Tosa-cha Sencha; Nyugauchi, Kochi Pref., Shikoku. 50g. 2024 Shincha (New Harvest Tea). Naturally grown with no chemical fertilizers or pesticides. 
Origin: Nyugauchi, Aki-shi, Kochi Prefecture.
Cultivar: Yabukita
Early infusions have marine air notes in both aroma and taste, with mild-medium astringency. This tea produces a number of infusions, with a variety of tastes, with mellow notes and slight sweetness in later infusions. It is a tea that takes a bit to get to know, but rewards the drinker with a variety of taste experiences. Grandmother Komatsu "Obaachan" is 96 years old this year and still active in the family tea business, located on their family tea farm on a slope in the deep mountains of Kochi Prefecture. She lets the younger family members do the heavy work of the tea farm, but still with packaging and "supervising",  as well as tending her garden and still doing lots of cooking. Per the family, "We drink this tea every day with our meals. It is naturally grown in gorgeous Kochi weather under plenty of rain, fully raised naturally without any chemical fertilizer. That's why the aroma and taste are so gentle...."

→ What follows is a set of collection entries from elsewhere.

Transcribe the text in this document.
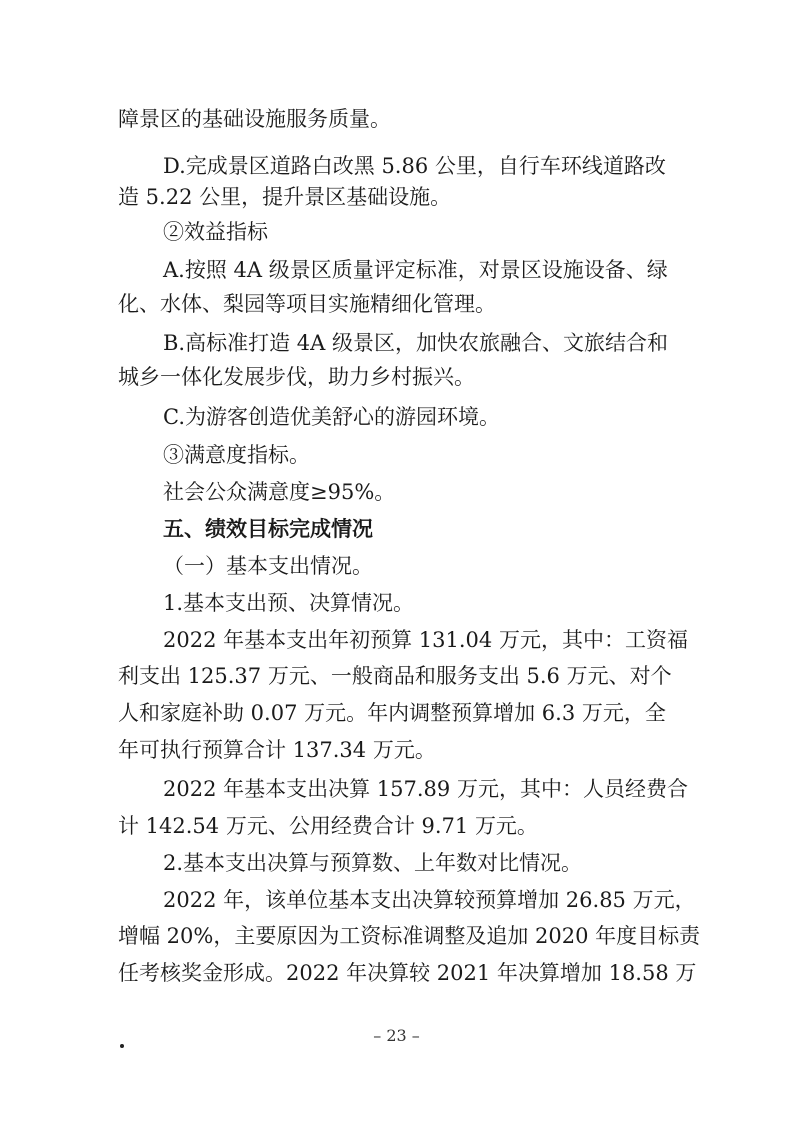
障景区的基础设施服务质量。
D.完成景区道路白改黑 5.86 公里，自行车环线道路改
造 5.22 公里，提升景区基础设施。
②效益指标
A.按照 4A 级景区质量评定标准，对景区设施设备、绿
化、水体、梨园等项目实施精细化管理。
B.高标准打造 4A 级景区，加快农旅融合、文旅结合和
城乡一体化发展步伐，助力乡村振兴。
C.为游客创造优美舒心的游园环境。
③满意度指标。
社会公众满意度≥95%。
五、绩效目标完成情况
（一）基本支出情况。
1.基本支出预、决算情况。
2022 年基本支出年初预算 131.04 万元，其中：工资福
利支出 125.37 万元、一般商品和服务支出 5.6 万元、对个
人和家庭补助 0.07 万元。年内调整预算增加 6.3 万元，全
年可执行预算合计 137.34 万元。
2022 年基本支出决算 157.89 万元，其中：人员经费合
计 142.54 万元、公用经费合计 9.71 万元。
2.基本支出决算与预算数、上年数对比情况。
2022 年，该单位基本支出决算较预算增加 26.85 万元，
增幅 20%，主要原因为工资标准调整及追加 2020 年度目标责
任考核奖金形成。2022 年决算较 2021 年决算增加 18.58 万
– 23 –
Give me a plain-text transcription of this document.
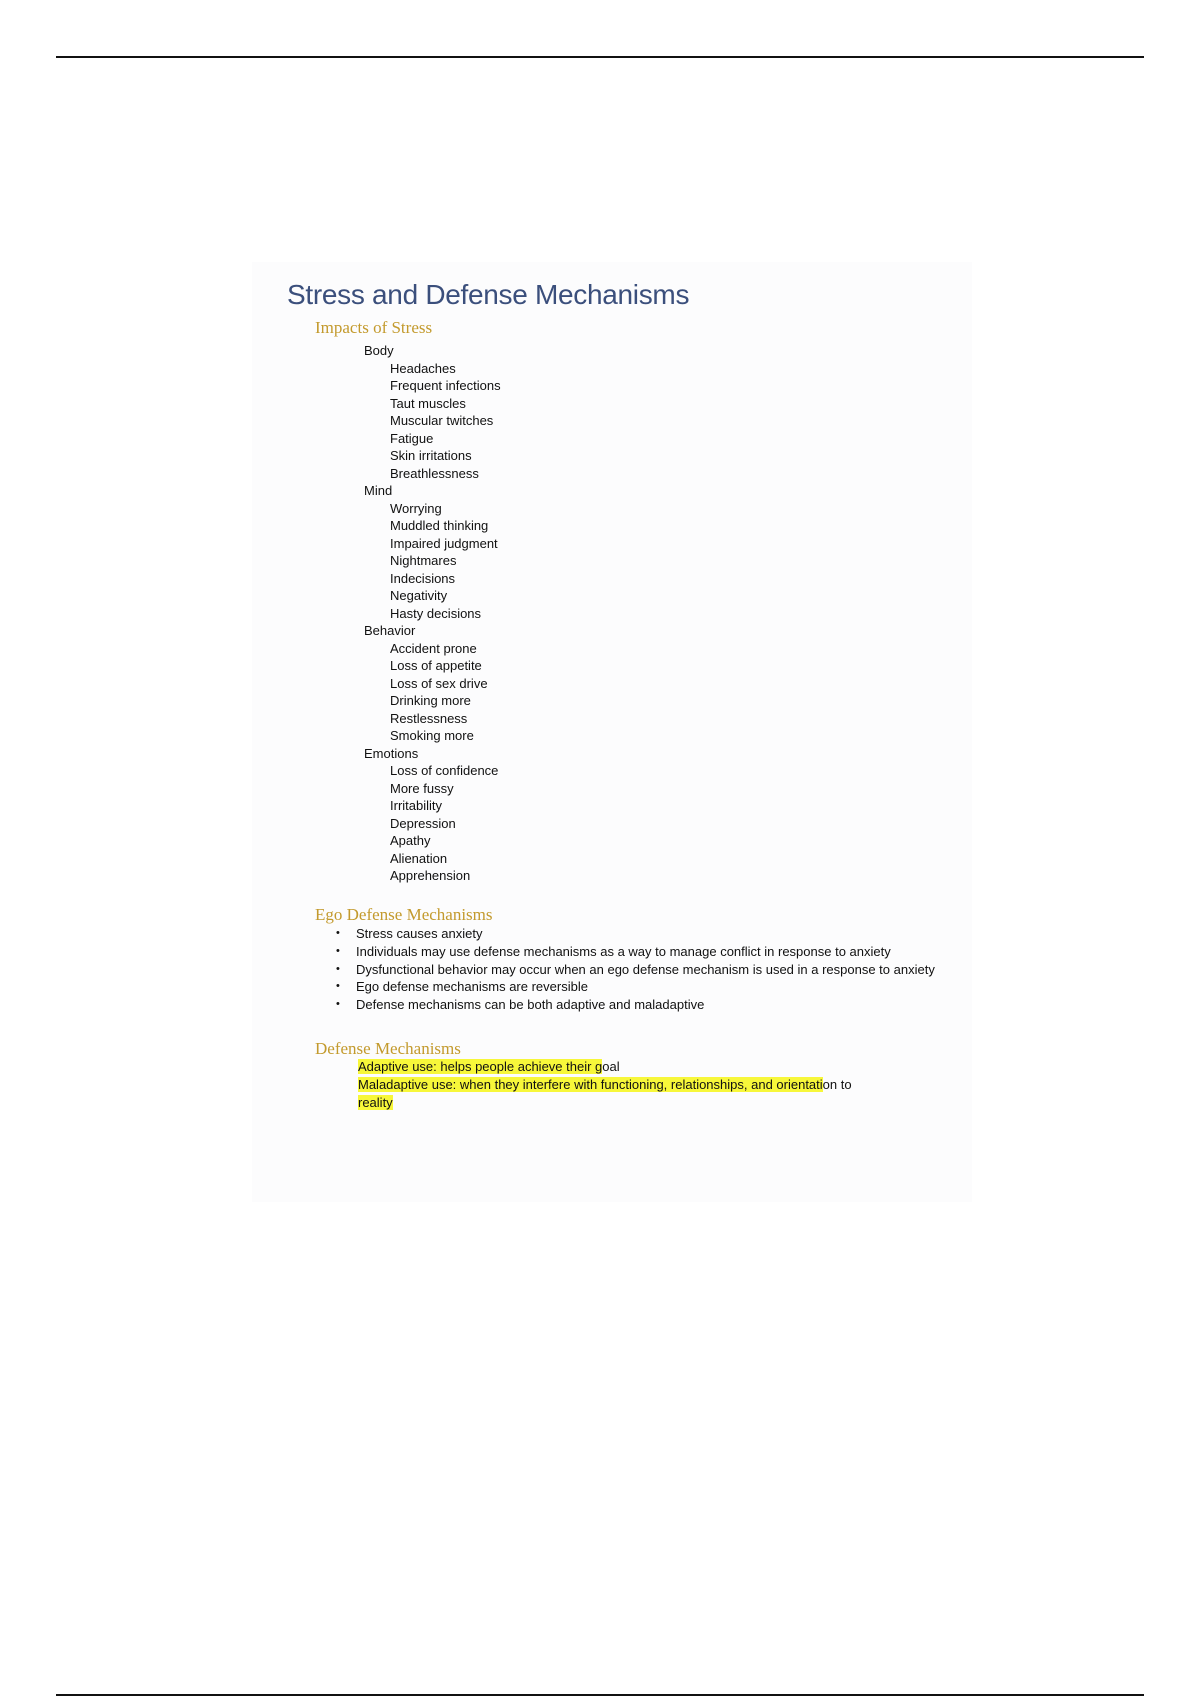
Stress and Defense Mechanisms
Impacts of Stress
Body
Headaches
Frequent infections
Taut muscles
Muscular twitches
Fatigue
Skin irritations
Breathlessness
Mind
Worrying
Muddled thinking
Impaired judgment
Nightmares
Indecisions
Negativity
Hasty decisions
Behavior
Accident prone
Loss of appetite
Loss of sex drive
Drinking more
Restlessness
Smoking more
Emotions
Loss of confidence
More fussy
Irritability
Depression
Apathy
Alienation
Apprehension
Ego Defense Mechanisms
• Stress causes anxiety
• Individuals may use defense mechanisms as a way to manage conflict in response to anxiety
• Dysfunctional behavior may occur when an ego defense mechanism is used in a response to anxiety
• Ego defense mechanisms are reversible
• Defense mechanisms can be both adaptive and maladaptive
Defense Mechanisms
Adaptive use: helps people achieve their goal
Maladaptive use: when they interfere with functioning, relationships, and orientation to
reality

Tosa Han (Tosa Province) is the feudal era name of the region comprising present-day Kouchi Prefecture, on the island of Shikoku. It covers a good portion of the southern and western ends of the island; facing out to the Pacific Ocean, but also with considerable mountain and valley area in the interior. It is not well-known, even in Japan, as a tea growing region; but I was surprised to learn that even during the Edo Period (1600-1868,) under the rule of the Yamauchi Clan; tea was produced and sent as an export item of the province to Osaka as part of the growing merchant economy of the time.
Much of Tosa Tea is grown in the Niyodogawa River Valley, in western Kouchi, but this tea, however, is grown on the eastern side of the prefecture in an area called Nyugauchi, east of the city of Aki, at the upper basin of the Ioki River. This mountainous region has the prerequisites for good tea growing in Japan; river valleys that have appropriate climate changes from morning to evening, good rainfall, and rich soil.